Bishop of Clermont (Arvernis)
- In office 424–446
- Preceded by: Venerandus
- Succeeded by: Namatius

= Rusticus of Clermont =

Christian Bishop

Rusticus of Clermont (or Rustique, Rotiri; died 446) was a Bishop of Clermont in Auvergne.
His feast day is 24 September.

==Life==

Rusticus was a priest in Clermont when the former bishop, Venerandus, died.
It is said that an assembly of citizens were arguing about candidates to succeed Venerandus when a veiled nun told them to let the Lord make the choice and he would come.
At that moment, Rusticus arrived, and the woman cried out that he was the one appointed by the Lord.
Rusticus succeeded as bishop of Clermont, and was bishop from 424 to 446.
He was succeeded by Namatius, who was bishop from 446 to 462 and founded Clermont Cathedral.

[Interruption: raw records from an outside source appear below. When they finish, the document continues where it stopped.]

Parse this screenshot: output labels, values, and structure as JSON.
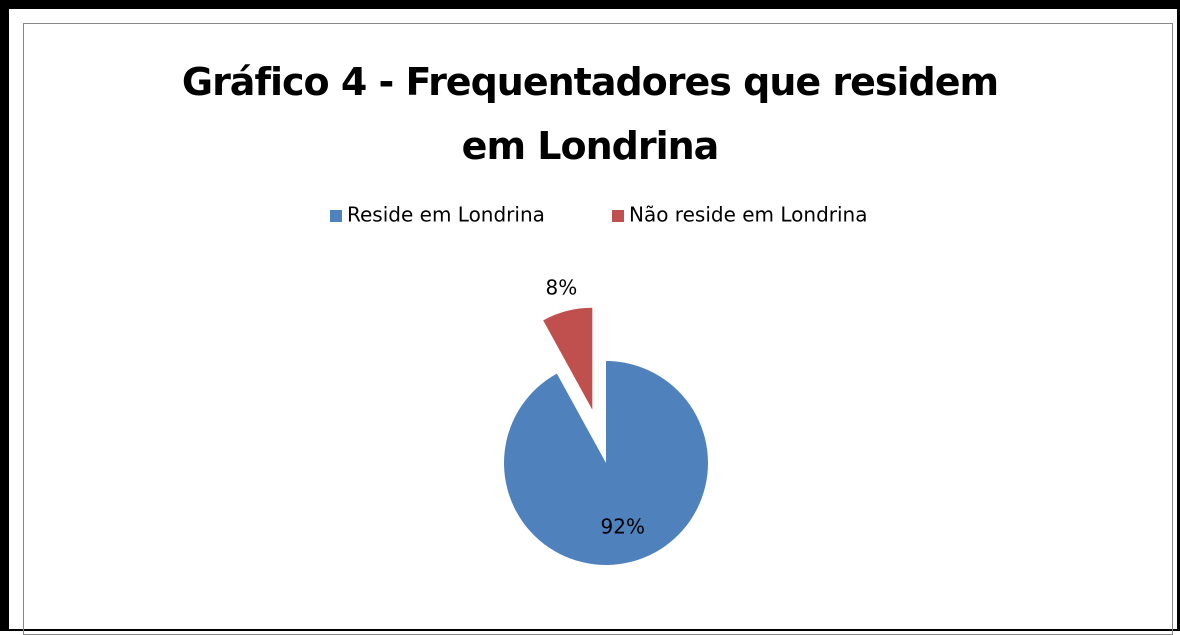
{
  "chart_data": {
    "type": "pie",
    "title": "Gráfico 4 - Frequentadores que residem em Londrina",
    "categories": [
      "Reside em Londrina",
      "Não reside em Londrina"
    ],
    "values": [
      92,
      8
    ],
    "value_labels": [
      "92%",
      "8%"
    ],
    "colors": [
      "#4f81bd",
      "#c0504d"
    ],
    "legend": "top"
  }
}
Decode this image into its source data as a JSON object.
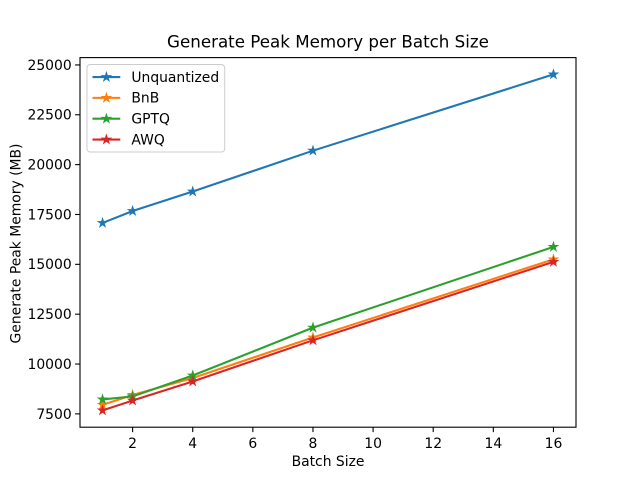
{
  "chart_data": {
    "type": "line",
    "title": "Generate Peak Memory per Batch Size",
    "xlabel": "Batch Size",
    "ylabel": "Generate Peak Memory (MB)",
    "x": [
      1,
      2,
      4,
      8,
      16
    ],
    "series": [
      {
        "name": "Unquantized",
        "color": "#1f77b4",
        "marker": "star",
        "values": [
          17075,
          17675,
          18650,
          20700,
          24525
        ]
      },
      {
        "name": "BnB",
        "color": "#ff7f0e",
        "marker": "star",
        "values": [
          7950,
          8450,
          9300,
          11330,
          15250
        ]
      },
      {
        "name": "GPTQ",
        "color": "#2ca02c",
        "marker": "star",
        "values": [
          8225,
          8375,
          9425,
          11825,
          15875
        ]
      },
      {
        "name": "AWQ",
        "color": "#d62728",
        "marker": "star",
        "values": [
          7675,
          8170,
          9125,
          11190,
          15125
        ]
      }
    ],
    "xlim": [
      0.25,
      16.75
    ],
    "ylim": [
      6832,
      25368
    ],
    "xticks": [
      2,
      4,
      6,
      8,
      10,
      12,
      14,
      16
    ],
    "yticks": [
      7500,
      10000,
      12500,
      15000,
      17500,
      20000,
      22500,
      25000
    ],
    "grid": false,
    "legend": {
      "position": "upper-left",
      "entries": [
        "Unquantized",
        "BnB",
        "GPTQ",
        "AWQ"
      ],
      "border_color": "#cccccc",
      "background": "#ffffff"
    },
    "colors": {
      "spine": "#000000",
      "text": "#000000",
      "background": "#ffffff"
    }
  }
}
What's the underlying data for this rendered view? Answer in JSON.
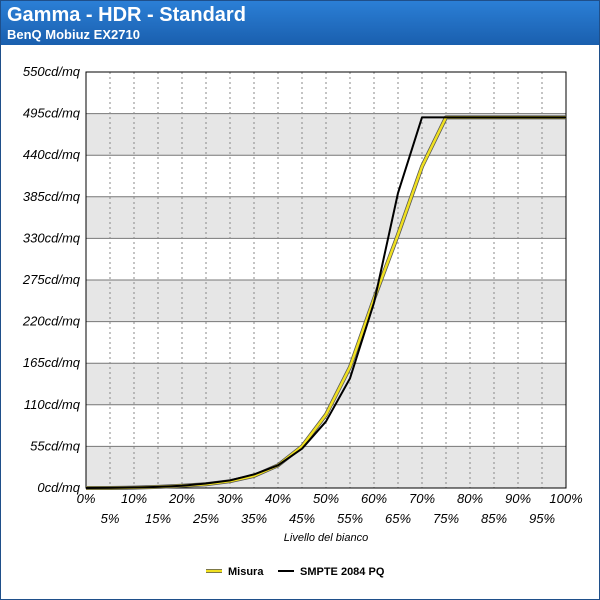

==Monks of Ramsgate account==

The Monks of Ramsgate wrote in their Book of Saints (1921),

Rusticus (St.) Bp. (Sept. 24)
(5th cent.) The seventh Bishop of Clermont in Auvergne, concerning whose election Saint Gregory of Tours relates that it was brought about by a special intervention of Divine Providence. He died A.D. 446, in the twentieth year of his Episcopate.

==Butler's account==

The hagiographer Alban Butler (1710–1773) wrote in his Lives of the Fathers, Martyrs, and Other Principal Saints under September 24,

St. Rusticus, commonly called St. Rotiri, Bishop of Auvergne. Upon the death of St. Venerand, bishop of Auvergne, which happened the 24th of December, 423, there arose a sharp contest about the choice of a successor; but it is said that God signified his will in an extraordinary manner, in consequence of which the vacant see was conferred on Rusticus, a person remarkable for the sanctity of his manners. He was a native of the diocess, and had the administration of a parish there. This is all that with any certainty is known concerning his life. There were in this age two other bishops of the same name; one of Lyons, and the other of Narbonne. St. Rusticus of Auvergne died about the end of the reign of Valentinian III. He is mentioned on this day in the Roman Martyrology. See St. Greg. of Tours, Hist. l. 3, c. 13, Baillet, &c.